IEA – storage, EVs, solar and onshore wind on track

IEA reports that three of 26 clean energy technologies monitored are on track to meet interim emission reduction targets.
Published: Wed 31 May 2017

Out of 26 clean energy technologies being monitored by the International Energy Agency (IEA) to meet the outcomes of the Paris agreement, only three are on track toward a sustainable energy transition, according to the latest Tracking Clean Energy Progress 2017.

These are more mature variable renewables, i.e. onshore wind and solar, electric vehicles (EVs), and energy storage.

These technologies currently represent only a small share of the total energy system, but they are rapidly scaling up and continue to strengthen their position as mainstream energy solutions, says the IEA.

Clean energy technologies

Both solar PV and onshore wind showed continued strong annual capacity growth in 2016, with record low long-term contract prices in Asia, Latin America and the Middle East. Prospects are bright over the medium term, driven by cost reductions and policy improvements in key markets.

A new historic record was reached in the electrification of passenger transportation, with over 750,000 electric vehicles (EVs) sold in 2016, raising the global stock to two million. Nevertheless, a slowdown in market growth of 40% in 2016 from 70% in 2015 raises risks toward the 2025 goal.

Storage technologies continued rapid scale-up in deployment, reaching almost 1GW in 2016. These advances were driven by favourable policy environments and reductions in battery prices. However, further policy action will be required to meet the projected 2DS level of a cumulative 21GW by 2025.

IEA 2DS

The IEA’s best guess for meeting the Paris agreement – given the difficulty in modelling something as complex as global temperature change – is what it calls its 2oC scenario (2DS). This “lays out an energy system pathway and a CO2 emissions trajectory consistent with at least a 50% chance of limiting the average global temperature increase to 2oC by 2100.”

Under the 2DS, annual energy-related CO2 emissions are reduced by 70% from today’s levels by 2060, with cumulative emissions of around 1,170Gt CO2 between 2015 and 2100 (including industrial process emissions).

The 2DS relies on the development and deployment of lower carbon and energy efficient technologies across the power generation, industry, transport and buildings sectors.

According to the IEA, the 2DS represents “a highly ambitious and challenging transformation of the global energy sector that relies on a substantially strengthened response compared to today’s efforts.”

Current progress of the technologies is monitored against interim 2025 benchmarks.

Technology lags

In most of the other 23 technologies, sufficient progress is not being delivered, according to the IEA.

Fifteen of the technologies are showing advances, with 10 of these recent improvements. Among technologies in this group are lighting appliances and equipment, natural gas-fired power, nuclear power, offshore wind and hydropower and renewable power.

However, the remaining eight are significantly off track, with only three of them showing recent improvements. Technologies in this group include bioenergy, ocean energy and geothermal, buildings, carbon capture and storage, coal-fired power and renewable heat.
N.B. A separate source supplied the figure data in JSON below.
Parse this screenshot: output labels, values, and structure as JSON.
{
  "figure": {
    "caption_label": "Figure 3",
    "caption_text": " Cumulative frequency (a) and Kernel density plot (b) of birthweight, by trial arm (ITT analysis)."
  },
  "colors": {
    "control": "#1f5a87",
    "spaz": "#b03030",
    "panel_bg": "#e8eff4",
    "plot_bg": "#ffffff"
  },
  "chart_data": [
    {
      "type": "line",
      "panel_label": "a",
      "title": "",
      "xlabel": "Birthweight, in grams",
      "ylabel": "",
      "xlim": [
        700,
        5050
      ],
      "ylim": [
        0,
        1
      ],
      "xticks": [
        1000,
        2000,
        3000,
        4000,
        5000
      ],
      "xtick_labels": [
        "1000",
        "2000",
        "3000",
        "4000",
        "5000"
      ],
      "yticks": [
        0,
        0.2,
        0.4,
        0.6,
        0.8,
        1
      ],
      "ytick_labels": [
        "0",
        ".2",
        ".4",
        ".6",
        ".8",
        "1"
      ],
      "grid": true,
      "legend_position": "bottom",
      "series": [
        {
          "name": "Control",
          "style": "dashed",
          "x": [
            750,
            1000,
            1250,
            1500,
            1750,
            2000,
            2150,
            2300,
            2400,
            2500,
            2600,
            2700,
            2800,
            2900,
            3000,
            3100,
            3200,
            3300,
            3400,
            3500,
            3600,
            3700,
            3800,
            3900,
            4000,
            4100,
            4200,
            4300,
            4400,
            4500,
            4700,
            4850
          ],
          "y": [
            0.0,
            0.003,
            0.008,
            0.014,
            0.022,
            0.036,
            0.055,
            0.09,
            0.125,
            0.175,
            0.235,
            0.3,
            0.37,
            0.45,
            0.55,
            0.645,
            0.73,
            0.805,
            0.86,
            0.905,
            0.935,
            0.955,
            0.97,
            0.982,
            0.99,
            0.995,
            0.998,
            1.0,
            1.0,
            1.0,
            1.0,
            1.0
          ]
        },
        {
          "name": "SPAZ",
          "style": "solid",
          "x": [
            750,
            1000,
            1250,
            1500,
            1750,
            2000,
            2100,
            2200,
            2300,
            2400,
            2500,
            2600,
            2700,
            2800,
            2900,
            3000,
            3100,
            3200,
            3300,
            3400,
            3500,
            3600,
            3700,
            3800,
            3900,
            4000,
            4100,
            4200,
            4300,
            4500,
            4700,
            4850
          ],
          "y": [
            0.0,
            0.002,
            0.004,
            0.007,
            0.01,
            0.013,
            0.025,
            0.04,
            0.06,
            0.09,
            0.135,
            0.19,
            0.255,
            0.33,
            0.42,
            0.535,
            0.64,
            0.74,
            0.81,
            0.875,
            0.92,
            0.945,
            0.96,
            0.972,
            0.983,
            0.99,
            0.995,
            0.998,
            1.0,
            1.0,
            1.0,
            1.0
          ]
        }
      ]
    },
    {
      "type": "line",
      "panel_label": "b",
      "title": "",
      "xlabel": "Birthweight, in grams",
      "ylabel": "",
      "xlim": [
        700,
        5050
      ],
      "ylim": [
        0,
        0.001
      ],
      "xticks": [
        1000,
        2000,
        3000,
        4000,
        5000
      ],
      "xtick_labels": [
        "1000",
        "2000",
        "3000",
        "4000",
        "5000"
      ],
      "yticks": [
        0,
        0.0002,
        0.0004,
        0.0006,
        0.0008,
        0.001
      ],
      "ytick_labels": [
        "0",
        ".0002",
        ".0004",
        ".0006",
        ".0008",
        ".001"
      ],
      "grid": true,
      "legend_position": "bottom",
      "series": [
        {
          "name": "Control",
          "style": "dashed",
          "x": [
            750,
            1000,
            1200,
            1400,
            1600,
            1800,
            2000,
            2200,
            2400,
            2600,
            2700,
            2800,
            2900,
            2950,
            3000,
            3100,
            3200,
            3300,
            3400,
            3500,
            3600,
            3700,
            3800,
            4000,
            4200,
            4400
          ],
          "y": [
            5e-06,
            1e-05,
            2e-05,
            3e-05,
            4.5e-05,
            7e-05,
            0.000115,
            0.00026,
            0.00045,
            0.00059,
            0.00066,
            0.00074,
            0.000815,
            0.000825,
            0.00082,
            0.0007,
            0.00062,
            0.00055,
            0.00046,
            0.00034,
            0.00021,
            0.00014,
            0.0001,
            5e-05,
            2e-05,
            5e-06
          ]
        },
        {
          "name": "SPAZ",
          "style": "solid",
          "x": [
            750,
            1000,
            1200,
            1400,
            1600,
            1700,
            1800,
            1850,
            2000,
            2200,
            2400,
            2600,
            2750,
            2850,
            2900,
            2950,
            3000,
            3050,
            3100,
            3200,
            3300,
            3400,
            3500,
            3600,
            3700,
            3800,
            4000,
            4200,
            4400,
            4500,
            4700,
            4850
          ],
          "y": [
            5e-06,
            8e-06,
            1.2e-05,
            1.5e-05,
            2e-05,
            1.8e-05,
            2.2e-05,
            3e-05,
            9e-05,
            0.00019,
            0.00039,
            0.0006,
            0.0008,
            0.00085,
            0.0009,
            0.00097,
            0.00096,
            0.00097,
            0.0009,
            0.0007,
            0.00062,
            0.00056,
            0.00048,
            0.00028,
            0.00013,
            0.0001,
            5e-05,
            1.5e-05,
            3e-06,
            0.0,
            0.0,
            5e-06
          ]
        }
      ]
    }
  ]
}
According to the report, the ‘on track’ status of the three technologies, mature renewables, EVs and storage, depends on all other technologies also playing their part in the transition. If progress in the other technologies does not accelerate, these technologies may have to progress

even more ambitiously to overcompensate for lagging technology areas to ensure the overall energy transition is on track.

Clean energy innovation

Alongside monitoring of clean energy technologies, the report also assesses progress of clean energy innovation.

In 2015 the total investment in clean energy RD&D is estimated to have been $27bn but is not yet rising globally. However, this needs to pick up to be on track toward a sustainable energy transition, says the IEA.

With two-thirds of the clean energy research, development and demonstration funding from public sources, significantly higher than the combined corporate expenditure and investment by venture capital funds into start-ups, implementation of complementary public and private pledges could serve as a springboard to boost innovation.